Mannering laughed bitterly.

"She must love a shadow, then!" he said, "for the man she knew does not exist any longer. Poor little girl, are you disappointed?" he added, more kindly. "I am sorry!"

"I am disappointed to hear you talking like this," she declared. "I will not believe that it is more than a mood. You are overtired, perhaps!"

"Ay!" he said. "But I have been overtired for a long time. The strength the gods give us lasts a weary while. You must send my excuses to the Duchess, Hester. The fates are leading me another way."

"I won't do it," she sobbed. "You shall be reasonable! I will make you go!"

He shook his head.

"If you could," he murmured, "you might alter the writing on one little page of history. We defeated the Government to-night badly, and I am going to Windsor to-morrow afternoon."

Hester rose to her feet and paced the room restlessly. Mannering had spoken without exultation. His pallid face seemed to her to have grown thin and hard. He saw himself the possible Prime Minister of the morrow without the slightest suggestion of any sort of gratified ambition.

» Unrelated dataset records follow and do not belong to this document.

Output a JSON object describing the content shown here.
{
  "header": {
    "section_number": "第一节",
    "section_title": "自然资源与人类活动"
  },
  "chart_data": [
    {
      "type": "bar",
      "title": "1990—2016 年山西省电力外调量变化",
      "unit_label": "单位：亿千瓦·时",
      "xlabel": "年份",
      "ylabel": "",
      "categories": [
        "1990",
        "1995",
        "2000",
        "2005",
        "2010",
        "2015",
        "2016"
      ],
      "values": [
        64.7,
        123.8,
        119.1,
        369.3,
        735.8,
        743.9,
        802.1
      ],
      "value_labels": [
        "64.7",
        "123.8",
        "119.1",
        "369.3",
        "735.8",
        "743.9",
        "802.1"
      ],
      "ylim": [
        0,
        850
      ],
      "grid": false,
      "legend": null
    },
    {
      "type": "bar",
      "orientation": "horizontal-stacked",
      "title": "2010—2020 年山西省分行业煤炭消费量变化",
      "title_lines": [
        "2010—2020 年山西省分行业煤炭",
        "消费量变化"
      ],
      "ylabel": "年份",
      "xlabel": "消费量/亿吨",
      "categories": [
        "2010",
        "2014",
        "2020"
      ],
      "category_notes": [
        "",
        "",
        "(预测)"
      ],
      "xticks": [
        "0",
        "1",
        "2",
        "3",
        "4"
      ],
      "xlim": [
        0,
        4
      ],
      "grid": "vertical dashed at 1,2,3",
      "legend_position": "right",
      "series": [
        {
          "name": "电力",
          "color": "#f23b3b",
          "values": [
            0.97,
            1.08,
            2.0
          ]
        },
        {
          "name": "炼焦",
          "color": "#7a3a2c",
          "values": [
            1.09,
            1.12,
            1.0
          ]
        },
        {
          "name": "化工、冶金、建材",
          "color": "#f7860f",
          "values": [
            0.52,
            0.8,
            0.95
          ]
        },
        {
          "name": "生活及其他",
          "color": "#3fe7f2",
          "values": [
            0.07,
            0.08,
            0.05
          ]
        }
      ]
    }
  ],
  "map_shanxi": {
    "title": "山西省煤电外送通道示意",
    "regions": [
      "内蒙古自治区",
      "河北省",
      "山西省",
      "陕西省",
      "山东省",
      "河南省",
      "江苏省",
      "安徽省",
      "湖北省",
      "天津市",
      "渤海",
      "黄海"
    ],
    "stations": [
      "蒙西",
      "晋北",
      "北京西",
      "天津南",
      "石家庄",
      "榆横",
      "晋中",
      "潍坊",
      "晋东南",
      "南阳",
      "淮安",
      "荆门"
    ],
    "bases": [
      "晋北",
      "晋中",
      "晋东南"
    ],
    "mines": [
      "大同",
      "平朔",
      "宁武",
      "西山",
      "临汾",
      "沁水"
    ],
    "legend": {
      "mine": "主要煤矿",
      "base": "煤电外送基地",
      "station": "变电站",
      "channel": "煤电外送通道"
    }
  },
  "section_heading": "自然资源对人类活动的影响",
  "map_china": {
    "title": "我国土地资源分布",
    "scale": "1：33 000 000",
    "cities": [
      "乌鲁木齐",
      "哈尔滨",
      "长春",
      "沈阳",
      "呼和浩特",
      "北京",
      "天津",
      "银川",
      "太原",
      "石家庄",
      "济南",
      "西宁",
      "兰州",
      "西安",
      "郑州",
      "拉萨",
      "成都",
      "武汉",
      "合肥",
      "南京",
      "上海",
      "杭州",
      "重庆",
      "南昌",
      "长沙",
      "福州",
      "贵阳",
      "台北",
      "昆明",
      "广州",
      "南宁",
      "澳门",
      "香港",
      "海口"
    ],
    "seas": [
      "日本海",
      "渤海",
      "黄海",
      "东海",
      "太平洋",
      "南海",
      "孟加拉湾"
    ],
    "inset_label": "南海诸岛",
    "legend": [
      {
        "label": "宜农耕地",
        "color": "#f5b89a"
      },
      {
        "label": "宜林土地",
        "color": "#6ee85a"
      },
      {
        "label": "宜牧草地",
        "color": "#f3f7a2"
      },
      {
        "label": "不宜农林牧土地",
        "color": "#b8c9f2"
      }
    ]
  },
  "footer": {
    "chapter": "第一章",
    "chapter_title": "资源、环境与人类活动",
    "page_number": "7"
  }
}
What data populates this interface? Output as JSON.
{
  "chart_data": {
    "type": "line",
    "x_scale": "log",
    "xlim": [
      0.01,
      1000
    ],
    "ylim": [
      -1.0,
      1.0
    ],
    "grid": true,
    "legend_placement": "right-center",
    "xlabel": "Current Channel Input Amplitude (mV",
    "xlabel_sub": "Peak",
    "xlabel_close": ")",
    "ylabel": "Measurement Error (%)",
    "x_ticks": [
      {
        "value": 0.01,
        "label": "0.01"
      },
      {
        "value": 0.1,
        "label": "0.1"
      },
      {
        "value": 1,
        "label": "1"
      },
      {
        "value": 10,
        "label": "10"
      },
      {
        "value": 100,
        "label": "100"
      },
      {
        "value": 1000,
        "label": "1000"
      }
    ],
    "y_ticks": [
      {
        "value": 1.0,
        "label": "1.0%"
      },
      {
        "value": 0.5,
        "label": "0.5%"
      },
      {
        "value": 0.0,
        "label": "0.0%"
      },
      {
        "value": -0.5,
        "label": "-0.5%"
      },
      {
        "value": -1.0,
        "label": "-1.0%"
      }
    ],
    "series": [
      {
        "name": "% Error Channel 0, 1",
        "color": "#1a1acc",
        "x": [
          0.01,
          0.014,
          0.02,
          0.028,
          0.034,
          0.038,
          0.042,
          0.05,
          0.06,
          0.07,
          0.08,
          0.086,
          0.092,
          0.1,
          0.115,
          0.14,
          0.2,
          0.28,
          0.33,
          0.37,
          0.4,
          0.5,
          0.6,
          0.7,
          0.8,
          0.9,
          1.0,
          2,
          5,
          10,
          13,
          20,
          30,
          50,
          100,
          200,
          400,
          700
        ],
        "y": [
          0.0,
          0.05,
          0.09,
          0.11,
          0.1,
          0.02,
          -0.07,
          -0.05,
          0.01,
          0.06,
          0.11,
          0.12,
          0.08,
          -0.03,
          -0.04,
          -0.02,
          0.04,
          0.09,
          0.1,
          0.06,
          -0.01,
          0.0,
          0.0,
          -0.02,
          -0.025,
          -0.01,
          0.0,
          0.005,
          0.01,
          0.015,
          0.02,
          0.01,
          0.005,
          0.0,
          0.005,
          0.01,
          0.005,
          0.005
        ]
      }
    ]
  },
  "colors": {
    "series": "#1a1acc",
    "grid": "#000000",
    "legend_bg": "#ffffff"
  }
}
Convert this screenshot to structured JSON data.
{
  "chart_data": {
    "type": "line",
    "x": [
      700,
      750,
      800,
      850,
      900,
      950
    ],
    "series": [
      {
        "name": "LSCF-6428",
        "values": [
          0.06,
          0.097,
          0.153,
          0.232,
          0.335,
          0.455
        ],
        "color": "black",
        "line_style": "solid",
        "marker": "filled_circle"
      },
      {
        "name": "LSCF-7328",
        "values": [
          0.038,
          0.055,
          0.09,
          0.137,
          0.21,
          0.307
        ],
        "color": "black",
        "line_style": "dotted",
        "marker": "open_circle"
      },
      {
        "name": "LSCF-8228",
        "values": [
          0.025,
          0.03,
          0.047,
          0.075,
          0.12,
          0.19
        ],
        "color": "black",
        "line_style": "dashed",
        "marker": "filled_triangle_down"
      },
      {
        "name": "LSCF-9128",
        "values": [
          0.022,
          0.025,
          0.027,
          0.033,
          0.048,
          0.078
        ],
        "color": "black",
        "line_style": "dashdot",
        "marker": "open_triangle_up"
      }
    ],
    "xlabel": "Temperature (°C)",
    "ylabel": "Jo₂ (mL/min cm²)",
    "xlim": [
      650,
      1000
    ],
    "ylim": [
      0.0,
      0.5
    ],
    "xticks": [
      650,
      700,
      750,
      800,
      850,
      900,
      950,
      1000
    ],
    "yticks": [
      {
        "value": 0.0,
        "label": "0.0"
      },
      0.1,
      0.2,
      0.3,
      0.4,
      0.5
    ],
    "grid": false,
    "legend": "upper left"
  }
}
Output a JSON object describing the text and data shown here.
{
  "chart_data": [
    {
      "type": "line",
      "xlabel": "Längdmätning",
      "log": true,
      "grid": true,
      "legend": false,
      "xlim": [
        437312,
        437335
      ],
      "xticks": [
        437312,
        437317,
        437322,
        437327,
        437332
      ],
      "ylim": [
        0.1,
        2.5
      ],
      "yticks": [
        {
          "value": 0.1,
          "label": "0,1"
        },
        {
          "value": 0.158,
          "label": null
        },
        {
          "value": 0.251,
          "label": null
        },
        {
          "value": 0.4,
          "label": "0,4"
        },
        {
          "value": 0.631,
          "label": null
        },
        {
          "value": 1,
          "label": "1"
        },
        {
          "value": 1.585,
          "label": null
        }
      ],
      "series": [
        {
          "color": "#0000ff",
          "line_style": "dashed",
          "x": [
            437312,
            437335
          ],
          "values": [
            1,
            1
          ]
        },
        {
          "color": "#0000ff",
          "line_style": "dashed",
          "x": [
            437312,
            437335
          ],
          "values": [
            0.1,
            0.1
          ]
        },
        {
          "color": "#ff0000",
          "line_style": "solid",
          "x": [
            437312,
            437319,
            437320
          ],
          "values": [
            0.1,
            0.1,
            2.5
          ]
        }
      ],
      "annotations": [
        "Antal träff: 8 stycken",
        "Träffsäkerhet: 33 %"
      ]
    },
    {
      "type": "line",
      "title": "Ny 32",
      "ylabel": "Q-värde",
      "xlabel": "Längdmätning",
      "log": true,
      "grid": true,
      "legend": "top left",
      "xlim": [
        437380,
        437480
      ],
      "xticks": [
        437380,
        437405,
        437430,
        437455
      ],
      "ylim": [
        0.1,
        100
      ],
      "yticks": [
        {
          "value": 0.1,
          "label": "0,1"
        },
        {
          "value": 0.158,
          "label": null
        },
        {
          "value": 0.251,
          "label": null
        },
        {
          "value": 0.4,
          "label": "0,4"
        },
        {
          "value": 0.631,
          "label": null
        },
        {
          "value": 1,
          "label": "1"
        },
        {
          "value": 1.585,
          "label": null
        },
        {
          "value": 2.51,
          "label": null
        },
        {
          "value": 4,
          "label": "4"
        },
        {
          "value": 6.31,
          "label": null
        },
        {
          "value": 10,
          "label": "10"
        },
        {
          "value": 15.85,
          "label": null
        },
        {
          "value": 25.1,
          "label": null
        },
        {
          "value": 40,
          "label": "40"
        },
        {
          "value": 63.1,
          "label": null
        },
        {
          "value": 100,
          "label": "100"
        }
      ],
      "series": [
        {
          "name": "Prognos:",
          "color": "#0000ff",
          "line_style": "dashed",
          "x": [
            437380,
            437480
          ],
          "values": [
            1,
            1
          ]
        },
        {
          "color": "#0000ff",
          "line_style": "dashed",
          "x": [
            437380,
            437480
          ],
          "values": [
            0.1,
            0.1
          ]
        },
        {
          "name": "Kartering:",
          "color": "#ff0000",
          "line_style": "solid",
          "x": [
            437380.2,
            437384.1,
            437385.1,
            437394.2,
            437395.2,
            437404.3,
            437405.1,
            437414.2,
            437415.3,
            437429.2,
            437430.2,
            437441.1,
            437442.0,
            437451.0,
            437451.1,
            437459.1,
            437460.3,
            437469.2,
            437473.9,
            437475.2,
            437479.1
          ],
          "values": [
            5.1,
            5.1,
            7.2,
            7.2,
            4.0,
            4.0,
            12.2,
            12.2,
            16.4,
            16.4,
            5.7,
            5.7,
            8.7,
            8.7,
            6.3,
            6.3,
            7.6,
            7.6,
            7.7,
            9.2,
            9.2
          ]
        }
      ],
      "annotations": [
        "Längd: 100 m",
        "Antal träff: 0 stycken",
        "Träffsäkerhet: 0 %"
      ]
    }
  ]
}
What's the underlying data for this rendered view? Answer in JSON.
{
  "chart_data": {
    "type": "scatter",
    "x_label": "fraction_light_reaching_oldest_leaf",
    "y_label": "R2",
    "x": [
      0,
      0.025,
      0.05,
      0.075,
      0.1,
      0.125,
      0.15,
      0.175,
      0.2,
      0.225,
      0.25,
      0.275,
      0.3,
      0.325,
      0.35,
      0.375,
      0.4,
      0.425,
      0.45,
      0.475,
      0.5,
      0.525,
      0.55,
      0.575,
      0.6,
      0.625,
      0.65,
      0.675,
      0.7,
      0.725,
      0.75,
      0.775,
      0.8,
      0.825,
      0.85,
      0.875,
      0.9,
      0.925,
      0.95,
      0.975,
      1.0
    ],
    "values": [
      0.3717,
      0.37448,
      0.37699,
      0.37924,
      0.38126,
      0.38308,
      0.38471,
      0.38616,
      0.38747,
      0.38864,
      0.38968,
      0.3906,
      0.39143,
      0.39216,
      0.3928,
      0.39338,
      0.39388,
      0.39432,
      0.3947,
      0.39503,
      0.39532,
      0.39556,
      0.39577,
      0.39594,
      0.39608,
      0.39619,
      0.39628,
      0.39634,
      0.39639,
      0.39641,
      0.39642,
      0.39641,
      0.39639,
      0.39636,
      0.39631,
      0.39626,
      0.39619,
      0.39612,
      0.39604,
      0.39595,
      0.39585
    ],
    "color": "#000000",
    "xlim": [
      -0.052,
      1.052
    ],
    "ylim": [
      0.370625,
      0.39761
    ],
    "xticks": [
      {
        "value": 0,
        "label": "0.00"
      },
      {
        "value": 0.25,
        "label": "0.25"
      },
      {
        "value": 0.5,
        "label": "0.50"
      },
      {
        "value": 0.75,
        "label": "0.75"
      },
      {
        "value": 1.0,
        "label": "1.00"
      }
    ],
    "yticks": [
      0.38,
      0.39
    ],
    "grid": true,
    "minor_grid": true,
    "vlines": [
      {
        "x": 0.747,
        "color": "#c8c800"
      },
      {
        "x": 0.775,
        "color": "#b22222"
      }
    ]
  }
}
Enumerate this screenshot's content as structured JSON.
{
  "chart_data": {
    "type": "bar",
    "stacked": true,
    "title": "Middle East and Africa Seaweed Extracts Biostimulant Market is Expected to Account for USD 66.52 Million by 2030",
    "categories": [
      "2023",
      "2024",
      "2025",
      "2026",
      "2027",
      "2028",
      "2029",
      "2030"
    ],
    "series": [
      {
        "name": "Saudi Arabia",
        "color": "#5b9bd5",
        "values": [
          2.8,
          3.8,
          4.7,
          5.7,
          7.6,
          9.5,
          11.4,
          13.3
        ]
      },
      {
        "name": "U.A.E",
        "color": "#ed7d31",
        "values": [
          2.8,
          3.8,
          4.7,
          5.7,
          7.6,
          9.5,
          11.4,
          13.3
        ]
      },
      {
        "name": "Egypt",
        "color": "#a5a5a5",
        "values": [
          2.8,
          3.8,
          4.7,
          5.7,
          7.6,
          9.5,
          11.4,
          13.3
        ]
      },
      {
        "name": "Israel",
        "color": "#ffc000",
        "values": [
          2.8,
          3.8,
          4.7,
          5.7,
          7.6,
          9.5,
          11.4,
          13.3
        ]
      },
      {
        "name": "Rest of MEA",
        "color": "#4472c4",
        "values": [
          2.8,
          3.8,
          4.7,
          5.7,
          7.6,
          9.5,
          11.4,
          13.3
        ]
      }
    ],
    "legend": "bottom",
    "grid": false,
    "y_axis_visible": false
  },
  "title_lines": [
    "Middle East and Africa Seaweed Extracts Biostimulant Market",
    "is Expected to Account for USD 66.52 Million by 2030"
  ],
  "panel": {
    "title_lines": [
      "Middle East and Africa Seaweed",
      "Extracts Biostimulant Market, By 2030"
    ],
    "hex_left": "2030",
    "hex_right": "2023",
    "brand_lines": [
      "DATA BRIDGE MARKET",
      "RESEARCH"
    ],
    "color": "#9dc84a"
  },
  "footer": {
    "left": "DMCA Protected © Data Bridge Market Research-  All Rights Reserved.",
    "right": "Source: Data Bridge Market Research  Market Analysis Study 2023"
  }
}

"I don't know whether to say that I am glad or not," Hester declared, stopping once more by his side. "If you are going to shut yourself off from everything else in life which makes for happiness, to forget that you are a man, and turn yourself into a law-making machine, well, then, I am sorry. I think that your success will be a curse to you. I think that you will live to regret it."

Mannering looked at her for a moment with a gleam of his old self shining out of his eyes. A sudden pathos, a wave of self-pity had softened his face.